Такого не было, даже когда я летом мазал ей спину кремом для загара.

И почему-то мне ни капельки не стыдно.

На каникулы она едет с родителями в Швейцарию, где у ее отца дом. Зовут и нас, но из-за бабушкиной болезни мы остаемся в Питере, Новый год отмечаем на даче. С Ларкой каждый день переписываемся и перезваниваемся, а потом я уезжаю в Москву на соревнования.
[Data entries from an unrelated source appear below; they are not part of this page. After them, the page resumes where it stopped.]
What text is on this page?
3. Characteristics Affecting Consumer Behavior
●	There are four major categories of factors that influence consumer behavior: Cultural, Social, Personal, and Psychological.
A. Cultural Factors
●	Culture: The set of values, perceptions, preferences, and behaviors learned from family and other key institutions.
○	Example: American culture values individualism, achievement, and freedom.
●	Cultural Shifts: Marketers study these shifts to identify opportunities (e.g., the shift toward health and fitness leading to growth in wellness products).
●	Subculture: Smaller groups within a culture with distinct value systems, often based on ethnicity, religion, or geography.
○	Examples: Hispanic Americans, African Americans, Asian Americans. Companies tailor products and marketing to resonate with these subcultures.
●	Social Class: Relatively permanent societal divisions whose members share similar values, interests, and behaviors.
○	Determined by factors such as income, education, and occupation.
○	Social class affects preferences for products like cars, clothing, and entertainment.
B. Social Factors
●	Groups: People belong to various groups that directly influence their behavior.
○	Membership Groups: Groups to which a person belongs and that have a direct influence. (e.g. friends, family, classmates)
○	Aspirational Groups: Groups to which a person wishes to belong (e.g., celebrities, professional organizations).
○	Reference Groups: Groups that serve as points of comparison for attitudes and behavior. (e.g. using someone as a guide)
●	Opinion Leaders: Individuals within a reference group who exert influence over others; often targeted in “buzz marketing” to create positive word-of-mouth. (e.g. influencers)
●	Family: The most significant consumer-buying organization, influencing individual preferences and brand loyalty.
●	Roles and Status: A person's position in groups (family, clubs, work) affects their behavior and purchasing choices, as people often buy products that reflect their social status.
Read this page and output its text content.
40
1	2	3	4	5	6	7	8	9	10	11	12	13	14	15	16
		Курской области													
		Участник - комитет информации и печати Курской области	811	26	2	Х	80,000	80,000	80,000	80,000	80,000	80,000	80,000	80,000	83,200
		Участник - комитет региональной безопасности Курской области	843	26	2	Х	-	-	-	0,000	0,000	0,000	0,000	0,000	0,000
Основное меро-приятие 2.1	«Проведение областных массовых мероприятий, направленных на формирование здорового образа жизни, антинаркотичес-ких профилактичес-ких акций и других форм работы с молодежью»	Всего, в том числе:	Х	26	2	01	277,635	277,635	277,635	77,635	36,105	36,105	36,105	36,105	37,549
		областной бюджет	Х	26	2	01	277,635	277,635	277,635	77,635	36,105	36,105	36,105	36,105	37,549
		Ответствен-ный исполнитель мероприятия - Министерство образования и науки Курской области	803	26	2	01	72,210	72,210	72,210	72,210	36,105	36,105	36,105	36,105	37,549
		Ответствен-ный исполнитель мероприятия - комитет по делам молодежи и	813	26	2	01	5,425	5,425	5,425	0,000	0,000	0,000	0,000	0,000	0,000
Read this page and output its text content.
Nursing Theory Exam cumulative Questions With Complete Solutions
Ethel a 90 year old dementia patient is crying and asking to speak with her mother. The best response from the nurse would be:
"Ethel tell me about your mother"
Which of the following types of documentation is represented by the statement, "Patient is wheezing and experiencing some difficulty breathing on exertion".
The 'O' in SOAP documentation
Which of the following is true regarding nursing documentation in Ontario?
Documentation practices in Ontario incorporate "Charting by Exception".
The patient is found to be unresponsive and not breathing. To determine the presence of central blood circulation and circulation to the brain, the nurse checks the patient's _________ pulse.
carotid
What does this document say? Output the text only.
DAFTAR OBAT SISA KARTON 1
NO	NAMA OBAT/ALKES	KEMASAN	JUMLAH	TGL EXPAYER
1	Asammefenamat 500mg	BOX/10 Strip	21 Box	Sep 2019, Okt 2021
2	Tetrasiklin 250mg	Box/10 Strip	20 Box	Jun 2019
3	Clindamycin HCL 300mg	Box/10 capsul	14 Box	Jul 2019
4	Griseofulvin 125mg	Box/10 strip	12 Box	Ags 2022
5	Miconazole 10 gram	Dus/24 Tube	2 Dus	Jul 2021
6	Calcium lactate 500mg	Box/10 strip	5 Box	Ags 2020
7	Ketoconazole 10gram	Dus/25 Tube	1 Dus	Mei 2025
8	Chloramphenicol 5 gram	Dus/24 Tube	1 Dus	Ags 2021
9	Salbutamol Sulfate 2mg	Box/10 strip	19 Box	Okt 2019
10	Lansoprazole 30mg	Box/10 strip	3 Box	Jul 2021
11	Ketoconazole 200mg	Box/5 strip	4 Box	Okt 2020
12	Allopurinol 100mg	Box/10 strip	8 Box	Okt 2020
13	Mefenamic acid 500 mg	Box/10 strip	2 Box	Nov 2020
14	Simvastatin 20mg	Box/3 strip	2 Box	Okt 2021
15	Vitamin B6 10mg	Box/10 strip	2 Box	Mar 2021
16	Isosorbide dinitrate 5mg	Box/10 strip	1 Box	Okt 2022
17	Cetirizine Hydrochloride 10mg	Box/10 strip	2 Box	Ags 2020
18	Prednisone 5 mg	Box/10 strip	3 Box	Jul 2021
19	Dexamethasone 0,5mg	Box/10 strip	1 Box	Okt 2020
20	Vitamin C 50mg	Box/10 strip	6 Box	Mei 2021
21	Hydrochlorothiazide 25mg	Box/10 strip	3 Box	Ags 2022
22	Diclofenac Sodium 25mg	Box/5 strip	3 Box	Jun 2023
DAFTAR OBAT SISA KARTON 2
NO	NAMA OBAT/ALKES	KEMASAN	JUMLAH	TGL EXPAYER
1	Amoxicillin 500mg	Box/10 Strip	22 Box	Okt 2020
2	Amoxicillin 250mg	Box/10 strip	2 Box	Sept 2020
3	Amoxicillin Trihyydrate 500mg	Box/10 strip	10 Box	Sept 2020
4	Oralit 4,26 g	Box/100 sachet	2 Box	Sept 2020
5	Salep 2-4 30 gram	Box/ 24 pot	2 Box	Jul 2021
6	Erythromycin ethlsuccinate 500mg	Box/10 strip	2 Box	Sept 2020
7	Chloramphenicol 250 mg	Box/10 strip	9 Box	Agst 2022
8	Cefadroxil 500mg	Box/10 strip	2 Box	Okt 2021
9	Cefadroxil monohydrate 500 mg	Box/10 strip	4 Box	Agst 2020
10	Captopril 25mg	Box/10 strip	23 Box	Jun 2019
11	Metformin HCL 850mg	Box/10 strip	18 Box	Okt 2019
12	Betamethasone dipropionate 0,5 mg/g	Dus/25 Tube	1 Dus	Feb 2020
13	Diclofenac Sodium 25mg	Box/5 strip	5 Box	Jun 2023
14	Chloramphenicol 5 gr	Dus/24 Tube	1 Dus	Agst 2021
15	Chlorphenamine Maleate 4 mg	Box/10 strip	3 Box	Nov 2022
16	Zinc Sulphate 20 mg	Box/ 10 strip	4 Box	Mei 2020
На этот раз занимаем второе место, и я получаю наконец КМС – как говорит тренер, становлюсь подмастерьем.

Серебро отмечаем бурно, с девчонками из женской команды. Но когда все начинают разбиваться по парочкам, я отползаю в сторону.

- Че ты как целка? – хлопает по спине Юрик. – Или еще не распечатал? Так самый подходящий момент, вон та рыжая на тебя определенно течет.